DeFi Development (DFDV), the Nasdaq-listed firm pursuing a crypto treasury strategy focused on Solana (SOL), said on Tuesday it increased holdings to roughly 1.18 million SOL, worth about $218 million.
According to a press release shared with CoinDesk, the company acquired 181,303 SOL tokens between July 21 and July 28 at an average price of $155.33 per token, including locked-up assets. The purchase was funded mainly through proceeds from its equity line of credit, the firm said.
The acquisition lifted the firm’s Solana-per-share metric, or SPS, by 12% to 0.0575, marking the second consecutive week of double-digit growth. SPS is a key measure for the company,
DeFi Dev Corp. issued about 975,000 new shares during the week, raising $20 million and bringing its month-to-date total to $39 million in credit line proceeds. About $10 million remains earmarked for future Solana purchases. The company has tapped less than 1% of its $5 billion credit facility.

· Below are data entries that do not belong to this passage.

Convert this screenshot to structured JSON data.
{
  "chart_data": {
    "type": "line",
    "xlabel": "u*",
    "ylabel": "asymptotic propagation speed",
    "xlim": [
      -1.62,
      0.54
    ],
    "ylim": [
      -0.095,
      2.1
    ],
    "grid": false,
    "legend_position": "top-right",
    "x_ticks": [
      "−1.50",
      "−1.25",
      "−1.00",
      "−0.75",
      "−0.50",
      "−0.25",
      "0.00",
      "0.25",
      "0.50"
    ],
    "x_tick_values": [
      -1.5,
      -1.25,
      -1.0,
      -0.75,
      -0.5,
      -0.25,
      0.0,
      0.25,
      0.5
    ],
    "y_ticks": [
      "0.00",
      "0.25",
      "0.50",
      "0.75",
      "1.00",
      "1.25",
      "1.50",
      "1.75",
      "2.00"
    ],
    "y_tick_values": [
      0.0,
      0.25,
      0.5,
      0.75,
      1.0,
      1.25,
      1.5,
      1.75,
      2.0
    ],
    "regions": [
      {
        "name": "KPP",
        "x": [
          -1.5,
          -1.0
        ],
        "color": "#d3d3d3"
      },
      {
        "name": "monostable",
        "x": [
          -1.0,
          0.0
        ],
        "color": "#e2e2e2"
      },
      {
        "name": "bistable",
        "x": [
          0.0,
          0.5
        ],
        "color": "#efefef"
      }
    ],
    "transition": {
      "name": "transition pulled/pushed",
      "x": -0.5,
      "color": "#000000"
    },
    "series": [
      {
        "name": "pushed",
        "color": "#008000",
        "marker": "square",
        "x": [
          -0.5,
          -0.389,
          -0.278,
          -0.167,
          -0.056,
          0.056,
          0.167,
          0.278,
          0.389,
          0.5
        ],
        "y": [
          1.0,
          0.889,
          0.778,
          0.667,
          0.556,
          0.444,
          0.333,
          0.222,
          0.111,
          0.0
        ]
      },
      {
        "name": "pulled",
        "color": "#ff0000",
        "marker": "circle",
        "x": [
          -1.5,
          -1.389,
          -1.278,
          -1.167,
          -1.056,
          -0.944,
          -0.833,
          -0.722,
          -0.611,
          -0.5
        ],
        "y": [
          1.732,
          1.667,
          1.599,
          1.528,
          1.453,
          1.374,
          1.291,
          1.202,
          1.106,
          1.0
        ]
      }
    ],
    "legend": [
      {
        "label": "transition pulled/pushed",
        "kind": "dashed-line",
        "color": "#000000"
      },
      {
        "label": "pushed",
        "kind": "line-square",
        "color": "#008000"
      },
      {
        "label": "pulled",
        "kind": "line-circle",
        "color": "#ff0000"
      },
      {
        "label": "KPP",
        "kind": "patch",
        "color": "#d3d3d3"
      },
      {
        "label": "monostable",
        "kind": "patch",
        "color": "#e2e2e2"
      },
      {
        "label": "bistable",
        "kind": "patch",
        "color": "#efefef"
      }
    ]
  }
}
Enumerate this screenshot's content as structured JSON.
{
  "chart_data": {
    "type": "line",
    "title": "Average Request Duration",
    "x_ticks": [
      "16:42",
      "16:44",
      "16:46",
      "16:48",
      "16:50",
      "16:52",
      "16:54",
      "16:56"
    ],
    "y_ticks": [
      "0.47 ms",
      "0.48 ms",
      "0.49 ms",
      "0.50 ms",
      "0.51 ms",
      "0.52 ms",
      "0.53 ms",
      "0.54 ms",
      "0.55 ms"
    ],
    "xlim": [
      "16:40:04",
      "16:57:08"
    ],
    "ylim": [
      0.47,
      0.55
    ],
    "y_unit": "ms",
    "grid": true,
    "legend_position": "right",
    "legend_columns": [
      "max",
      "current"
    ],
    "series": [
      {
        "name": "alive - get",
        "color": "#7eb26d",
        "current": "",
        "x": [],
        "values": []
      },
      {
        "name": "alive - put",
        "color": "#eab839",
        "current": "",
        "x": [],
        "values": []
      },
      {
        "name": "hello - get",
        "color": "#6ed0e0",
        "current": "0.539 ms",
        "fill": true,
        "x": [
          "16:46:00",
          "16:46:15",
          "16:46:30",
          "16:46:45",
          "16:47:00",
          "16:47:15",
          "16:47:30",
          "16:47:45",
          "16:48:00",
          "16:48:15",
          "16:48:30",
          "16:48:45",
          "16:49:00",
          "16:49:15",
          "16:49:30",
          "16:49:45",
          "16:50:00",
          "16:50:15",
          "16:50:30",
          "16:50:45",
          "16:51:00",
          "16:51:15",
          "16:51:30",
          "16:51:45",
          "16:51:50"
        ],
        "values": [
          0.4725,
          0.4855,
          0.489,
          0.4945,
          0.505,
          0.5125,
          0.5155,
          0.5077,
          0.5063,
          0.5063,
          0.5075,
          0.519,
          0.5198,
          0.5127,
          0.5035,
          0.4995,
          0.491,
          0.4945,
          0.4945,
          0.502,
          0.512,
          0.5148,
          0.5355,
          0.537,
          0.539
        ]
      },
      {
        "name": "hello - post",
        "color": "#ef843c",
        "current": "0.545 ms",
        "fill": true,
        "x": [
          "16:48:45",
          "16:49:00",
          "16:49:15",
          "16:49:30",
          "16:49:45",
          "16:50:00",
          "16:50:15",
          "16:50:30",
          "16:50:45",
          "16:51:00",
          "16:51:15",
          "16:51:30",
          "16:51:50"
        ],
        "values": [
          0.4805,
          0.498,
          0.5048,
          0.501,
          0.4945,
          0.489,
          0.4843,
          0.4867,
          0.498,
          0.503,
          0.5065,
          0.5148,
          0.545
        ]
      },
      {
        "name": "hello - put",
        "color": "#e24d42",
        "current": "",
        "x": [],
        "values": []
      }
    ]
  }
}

The newly acquired tokens will be staked across multiple validators, including DeFi Dev’s own, to generate rewards and compound holdings.
The company, formerly known as real estate tech platform Janover, is part of a growing trend of publicly-traded firms raising funds by selling shares and debt to add cryptocurrencies on their balance sheet, following Strategy’s playbook with bitcoin (BTC).